28 Mayıs 2018 Pazartesi

Seyahatin Son Günü


Seyahatimizin en ilgi çekici ve güzel günü kesinlikle son günüydü. Sabah erken saatlerde ilk durağımız Grotte Di Castellana oldu. Grotte Di Castellana 3.5 km uzunluğunda kocaman bir mağara. Açıkçası buraya ulaşmadan evvel gidip gitmeme konusunda kararsızdık. Sonuçta bir mağara ne kadar ilginç olabilirdi ki. Ancak içini gezdiğimiz zaman iyi ki gitmişiz dedik.

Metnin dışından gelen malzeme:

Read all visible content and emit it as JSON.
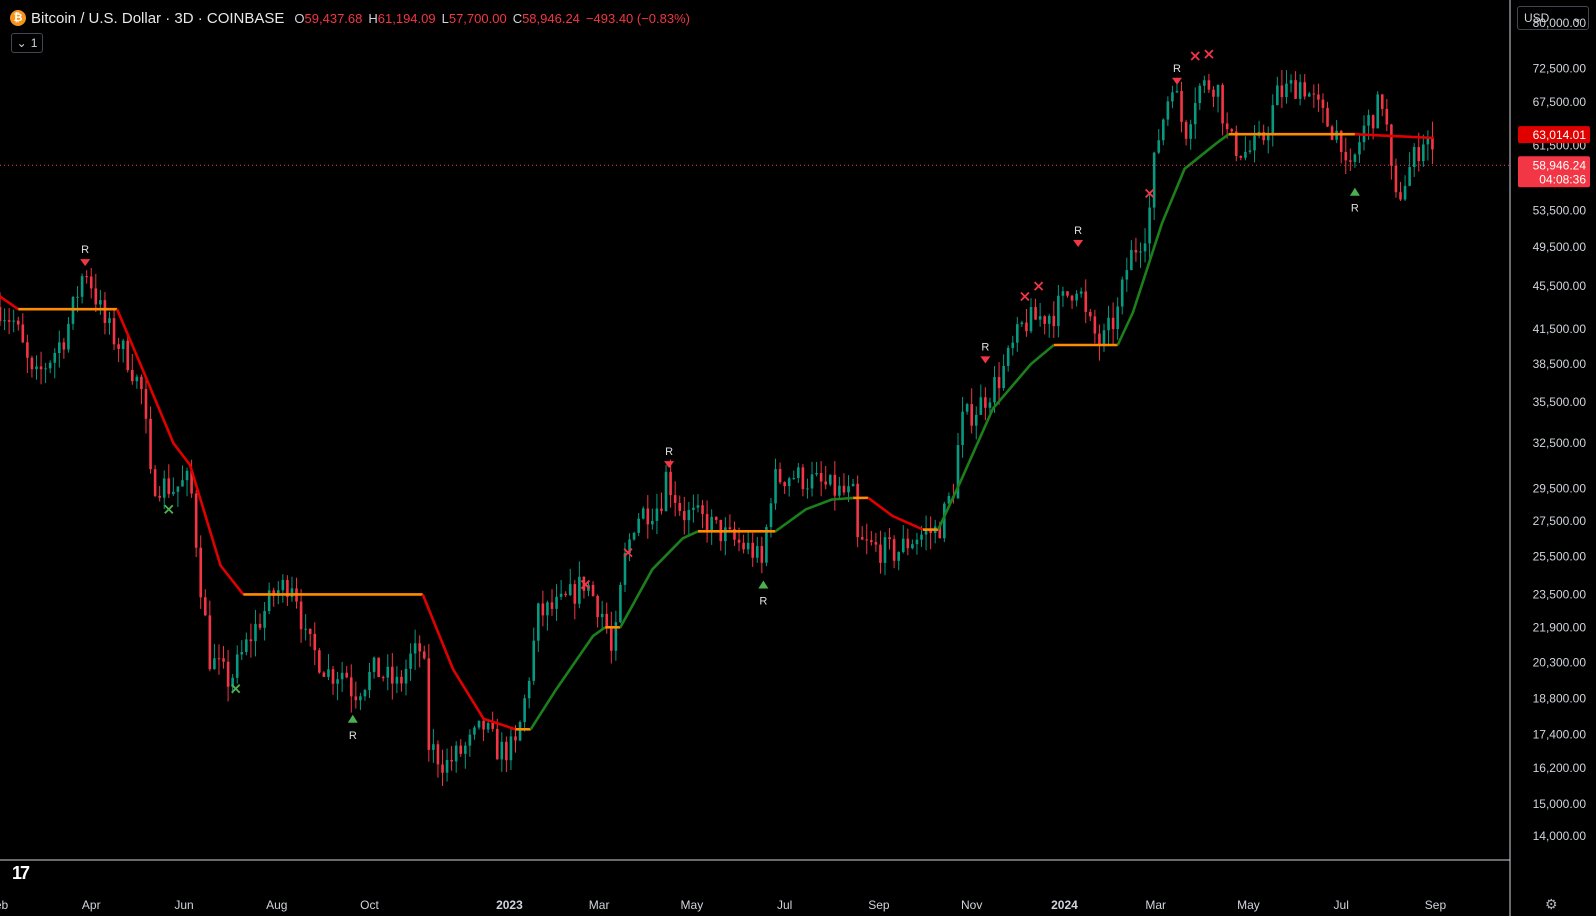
{
  "header": {
    "logo_letter": "₿",
    "title": "Bitcoin / U.S. Dollar · 3D · COINBASE",
    "open_k": "O",
    "open_v": "59,437.68",
    "high_k": "H",
    "high_v": "61,194.09",
    "low_k": "L",
    "low_v": "57,700.00",
    "close_k": "C",
    "close_v": "58,946.24",
    "change": "−493.40 (−0.83%)"
  },
  "interval_button": {
    "chevron": "⌄",
    "label": "1"
  },
  "currency_select": {
    "value": "USD",
    "chevron": "⌄"
  },
  "colors": {
    "up": "#089981",
    "down": "#f23645",
    "bg": "#000000",
    "axis": "#d1d4dc",
    "line_up": "#1b7f1b",
    "line_down": "#e00000",
    "line_flat": "#ff8c00",
    "marker_green": "#4caf50"
  },
  "chart_data": {
    "type": "candlestick",
    "y_scale": "log",
    "ylim": [
      13300,
      84000
    ],
    "y_ticks": [
      "80,000.00",
      "72,500.00",
      "67,500.00",
      "61,500.00",
      "53,500.00",
      "49,500.00",
      "45,500.00",
      "41,500.00",
      "38,500.00",
      "35,500.00",
      "32,500.00",
      "29,500.00",
      "27,500.00",
      "25,500.00",
      "23,500.00",
      "21,900.00",
      "20,300.00",
      "18,800.00",
      "17,400.00",
      "16,200.00",
      "15,000.00",
      "14,000.00"
    ],
    "y_tick_values": [
      80000,
      72500,
      67500,
      61500,
      53500,
      49500,
      45500,
      41500,
      38500,
      35500,
      32500,
      29500,
      27500,
      25500,
      23500,
      21900,
      20300,
      18800,
      17400,
      16200,
      15000,
      14000
    ],
    "x_ticks": [
      {
        "label": "eb",
        "date": "2022-02-01",
        "bold": false
      },
      {
        "label": "Apr",
        "date": "2022-04-01",
        "bold": false
      },
      {
        "label": "Jun",
        "date": "2022-06-01",
        "bold": false
      },
      {
        "label": "Aug",
        "date": "2022-08-01",
        "bold": false
      },
      {
        "label": "Oct",
        "date": "2022-10-01",
        "bold": false
      },
      {
        "label": "2023",
        "date": "2023-01-01",
        "bold": true
      },
      {
        "label": "Mar",
        "date": "2023-03-01",
        "bold": false
      },
      {
        "label": "May",
        "date": "2023-05-01",
        "bold": false
      },
      {
        "label": "Jul",
        "date": "2023-07-01",
        "bold": false
      },
      {
        "label": "Sep",
        "date": "2023-09-01",
        "bold": false
      },
      {
        "label": "Nov",
        "date": "2023-11-01",
        "bold": false
      },
      {
        "label": "2024",
        "date": "2024-01-01",
        "bold": true
      },
      {
        "label": "Mar",
        "date": "2024-03-01",
        "bold": false
      },
      {
        "label": "May",
        "date": "2024-05-01",
        "bold": false
      },
      {
        "label": "Jul",
        "date": "2024-07-01",
        "bold": false
      },
      {
        "label": "Sep",
        "date": "2024-09-01",
        "bold": false
      }
    ],
    "xlim": [
      "2022-01-31",
      "2024-10-20"
    ],
    "price_path": [
      [
        "2022-01-31",
        43500
      ],
      [
        "2022-02-10",
        42000
      ],
      [
        "2022-02-22",
        37000
      ],
      [
        "2022-03-05",
        39000
      ],
      [
        "2022-03-15",
        41000
      ],
      [
        "2022-03-28",
        47500
      ],
      [
        "2022-04-10",
        42000
      ],
      [
        "2022-04-25",
        39000
      ],
      [
        "2022-05-05",
        36000
      ],
      [
        "2022-05-10",
        30000
      ],
      [
        "2022-05-25",
        29500
      ],
      [
        "2022-06-05",
        30000
      ],
      [
        "2022-06-12",
        24000
      ],
      [
        "2022-06-18",
        20500
      ],
      [
        "2022-07-01",
        19500
      ],
      [
        "2022-07-15",
        21500
      ],
      [
        "2022-07-30",
        23500
      ],
      [
        "2022-08-12",
        24300
      ],
      [
        "2022-08-20",
        21300
      ],
      [
        "2022-09-05",
        19800
      ],
      [
        "2022-09-15",
        20000
      ],
      [
        "2022-09-20",
        19000
      ],
      [
        "2022-10-05",
        20000
      ],
      [
        "2022-10-20",
        19300
      ],
      [
        "2022-10-28",
        20500
      ],
      [
        "2022-11-05",
        21000
      ],
      [
        "2022-11-09",
        17000
      ],
      [
        "2022-11-20",
        16300
      ],
      [
        "2022-12-05",
        17000
      ],
      [
        "2022-12-15",
        17700
      ],
      [
        "2022-12-25",
        16800
      ],
      [
        "2023-01-05",
        16900
      ],
      [
        "2023-01-12",
        19000
      ],
      [
        "2023-01-20",
        22500
      ],
      [
        "2023-02-05",
        23000
      ],
      [
        "2023-02-20",
        24200
      ],
      [
        "2023-03-05",
        22300
      ],
      [
        "2023-03-10",
        20300
      ],
      [
        "2023-03-17",
        25000
      ],
      [
        "2023-03-25",
        27800
      ],
      [
        "2023-04-10",
        28500
      ],
      [
        "2023-04-14",
        30300
      ],
      [
        "2023-04-25",
        28000
      ],
      [
        "2023-05-10",
        27500
      ],
      [
        "2023-05-25",
        26500
      ],
      [
        "2023-06-10",
        25800
      ],
      [
        "2023-06-16",
        25000
      ],
      [
        "2023-06-23",
        30000
      ],
      [
        "2023-07-05",
        30400
      ],
      [
        "2023-07-20",
        29900
      ],
      [
        "2023-08-05",
        29300
      ],
      [
        "2023-08-15",
        29000
      ],
      [
        "2023-08-18",
        26200
      ],
      [
        "2023-09-01",
        25900
      ],
      [
        "2023-09-12",
        25700
      ],
      [
        "2023-09-25",
        26600
      ],
      [
        "2023-10-10",
        27000
      ],
      [
        "2023-10-20",
        29500
      ],
      [
        "2023-10-25",
        34000
      ],
      [
        "2023-11-05",
        35100
      ],
      [
        "2023-11-20",
        37500
      ],
      [
        "2023-12-05",
        42000
      ],
      [
        "2023-12-15",
        42500
      ],
      [
        "2023-12-25",
        43000
      ],
      [
        "2024-01-10",
        46000
      ],
      [
        "2024-01-15",
        42500
      ],
      [
        "2024-01-25",
        40000
      ],
      [
        "2024-02-05",
        43000
      ],
      [
        "2024-02-12",
        48000
      ],
      [
        "2024-02-25",
        52000
      ],
      [
        "2024-03-01",
        61000
      ],
      [
        "2024-03-12",
        71000
      ],
      [
        "2024-03-20",
        63000
      ],
      [
        "2024-03-28",
        69500
      ],
      [
        "2024-04-10",
        70500
      ],
      [
        "2024-04-18",
        62000
      ],
      [
        "2024-04-30",
        60500
      ],
      [
        "2024-05-10",
        62000
      ],
      [
        "2024-05-20",
        68500
      ],
      [
        "2024-06-05",
        70500
      ],
      [
        "2024-06-20",
        65000
      ],
      [
        "2024-07-01",
        62500
      ],
      [
        "2024-07-05",
        56500
      ],
      [
        "2024-07-15",
        63500
      ],
      [
        "2024-07-29",
        68000
      ],
      [
        "2024-08-05",
        54000
      ],
      [
        "2024-08-15",
        58500
      ],
      [
        "2024-08-26",
        63500
      ],
      [
        "2024-08-31",
        58946.24
      ]
    ],
    "trail_line": [
      {
        "seg": "down",
        "pts": [
          [
            "2022-01-31",
            44500
          ],
          [
            "2022-02-12",
            43300
          ]
        ]
      },
      {
        "seg": "flat",
        "pts": [
          [
            "2022-02-12",
            43300
          ],
          [
            "2022-04-18",
            43300
          ]
        ]
      },
      {
        "seg": "down",
        "pts": [
          [
            "2022-04-18",
            43300
          ],
          [
            "2022-05-05",
            38000
          ],
          [
            "2022-05-25",
            32500
          ],
          [
            "2022-06-05",
            31000
          ],
          [
            "2022-06-25",
            25000
          ],
          [
            "2022-07-10",
            23500
          ]
        ]
      },
      {
        "seg": "flat",
        "pts": [
          [
            "2022-07-10",
            23500
          ],
          [
            "2022-11-05",
            23500
          ]
        ]
      },
      {
        "seg": "down",
        "pts": [
          [
            "2022-11-05",
            23500
          ],
          [
            "2022-11-25",
            20000
          ],
          [
            "2022-12-15",
            18000
          ],
          [
            "2023-01-05",
            17600
          ]
        ]
      },
      {
        "seg": "flat",
        "pts": [
          [
            "2023-01-05",
            17600
          ],
          [
            "2023-01-15",
            17600
          ]
        ]
      },
      {
        "seg": "up",
        "pts": [
          [
            "2023-01-15",
            17600
          ],
          [
            "2023-02-01",
            19200
          ],
          [
            "2023-02-25",
            21500
          ],
          [
            "2023-03-05",
            21900
          ]
        ]
      },
      {
        "seg": "flat",
        "pts": [
          [
            "2023-03-05",
            21900
          ],
          [
            "2023-03-15",
            21900
          ]
        ]
      },
      {
        "seg": "up",
        "pts": [
          [
            "2023-03-15",
            21900
          ],
          [
            "2023-04-05",
            24800
          ],
          [
            "2023-04-25",
            26500
          ],
          [
            "2023-05-05",
            26900
          ]
        ]
      },
      {
        "seg": "flat",
        "pts": [
          [
            "2023-05-05",
            26900
          ],
          [
            "2023-06-25",
            26900
          ]
        ]
      },
      {
        "seg": "up",
        "pts": [
          [
            "2023-06-25",
            26900
          ],
          [
            "2023-07-15",
            28200
          ],
          [
            "2023-08-01",
            28800
          ],
          [
            "2023-08-15",
            28900
          ]
        ]
      },
      {
        "seg": "flat",
        "pts": [
          [
            "2023-08-15",
            28900
          ],
          [
            "2023-08-25",
            28900
          ]
        ]
      },
      {
        "seg": "down",
        "pts": [
          [
            "2023-08-25",
            28900
          ],
          [
            "2023-09-10",
            27800
          ],
          [
            "2023-09-30",
            27000
          ]
        ]
      },
      {
        "seg": "flat",
        "pts": [
          [
            "2023-09-30",
            27000
          ],
          [
            "2023-10-10",
            27000
          ]
        ]
      },
      {
        "seg": "up",
        "pts": [
          [
            "2023-10-10",
            27000
          ],
          [
            "2023-10-25",
            30000
          ],
          [
            "2023-11-15",
            35000
          ],
          [
            "2023-12-10",
            38500
          ],
          [
            "2023-12-25",
            40100
          ]
        ]
      },
      {
        "seg": "flat",
        "pts": [
          [
            "2023-12-25",
            40100
          ],
          [
            "2024-02-05",
            40100
          ]
        ]
      },
      {
        "seg": "up",
        "pts": [
          [
            "2024-02-05",
            40100
          ],
          [
            "2024-02-15",
            43000
          ],
          [
            "2024-03-05",
            52000
          ],
          [
            "2024-03-20",
            58500
          ],
          [
            "2024-04-10",
            61800
          ],
          [
            "2024-04-18",
            63000
          ]
        ]
      },
      {
        "seg": "flat",
        "pts": [
          [
            "2024-04-18",
            63000
          ],
          [
            "2024-07-10",
            63000
          ]
        ]
      },
      {
        "seg": "down",
        "pts": [
          [
            "2024-07-10",
            63000
          ],
          [
            "2024-08-31",
            62500
          ]
        ]
      }
    ],
    "markers": [
      {
        "kind": "tri-down",
        "date": "2022-03-28",
        "price": 47800,
        "label": "R",
        "color": "red"
      },
      {
        "kind": "cross",
        "date": "2022-05-22",
        "price": 28200,
        "color": "green"
      },
      {
        "kind": "cross",
        "date": "2022-07-05",
        "price": 19200,
        "color": "green"
      },
      {
        "kind": "tri-up",
        "date": "2022-09-20",
        "price": 18000,
        "label": "R",
        "color": "green"
      },
      {
        "kind": "cross",
        "date": "2023-02-20",
        "price": 24000,
        "color": "red"
      },
      {
        "kind": "cross",
        "date": "2023-03-20",
        "price": 25700,
        "color": "red"
      },
      {
        "kind": "tri-down",
        "date": "2023-04-16",
        "price": 31000,
        "label": "R",
        "color": "red"
      },
      {
        "kind": "tri-up",
        "date": "2023-06-17",
        "price": 24000,
        "label": "R",
        "color": "green"
      },
      {
        "kind": "tri-down",
        "date": "2023-11-10",
        "price": 38800,
        "label": "R",
        "color": "red"
      },
      {
        "kind": "cross",
        "date": "2023-12-06",
        "price": 44500,
        "color": "red"
      },
      {
        "kind": "cross",
        "date": "2023-12-15",
        "price": 45500,
        "color": "red"
      },
      {
        "kind": "tri-down",
        "date": "2024-01-10",
        "price": 49800,
        "label": "R",
        "color": "red"
      },
      {
        "kind": "cross",
        "date": "2024-02-26",
        "price": 55500,
        "color": "red"
      },
      {
        "kind": "tri-down",
        "date": "2024-03-15",
        "price": 70500,
        "label": "R",
        "color": "red"
      },
      {
        "kind": "cross",
        "date": "2024-03-27",
        "price": 74500,
        "color": "red"
      },
      {
        "kind": "cross",
        "date": "2024-04-05",
        "price": 74800,
        "color": "red"
      },
      {
        "kind": "tri-up",
        "date": "2024-07-10",
        "price": 55700,
        "label": "R",
        "color": "green"
      }
    ],
    "price_line": {
      "value": 58946.24,
      "label": "58,946.24",
      "countdown": "04:08:36"
    },
    "trail_label": {
      "value": 63014.01,
      "label": "63,014.01"
    }
  }
}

Sarkıt ve dikitlerden oluşan mağara oldukça büyük ve etkileyiciydi.
Mağara sonrası ise bölgenin en popüler kasabasına Alberobello’ya doğru yola çıktık. Alberobello kelimesinin Türkçe karşılığı “Güzel Ağaç”. Buraya bu ismin verilmesinin nedeni ise konik şeklinde ki evleri.
Hala aktif yaşamın sürdüğü bu evler minnacık ve çok sevimli.
Yemek molamızı da restoran olarak hizmet veren bu evlerden birinde kullandık ve bölgeye has orecchiette makarnaların tadına baktık.
Kasabada birbirinden güzel hediyelik eşya satan dükkanlar bulunuyor.
Alberobello sonrası ise yine çok sevimli bir kasaba olan Polignano a Mare’ye gittik. Kasabanın girişinde ünlü şarkıcı Modugno’nun heykeli bizi karşıladı.
Akabinde bir kaç  manzara fotoğrafı çektik.
Böylece İtalya gezimizi sonlandırmış olduk. Puglia şu an çok popüler olmayan ancak gelecek zamanda epey popüler olacak bölgelerden biri. Fiyatlar İtalya’nın diğer bölgelerine göre oldukça uygun. Ben her bir şehrini severek gezdim. En önemlisi de aylardır öğrendiğim İtalyancamı test etme şansı yakaladım. O yüzden benim için harika bir deneyimdi.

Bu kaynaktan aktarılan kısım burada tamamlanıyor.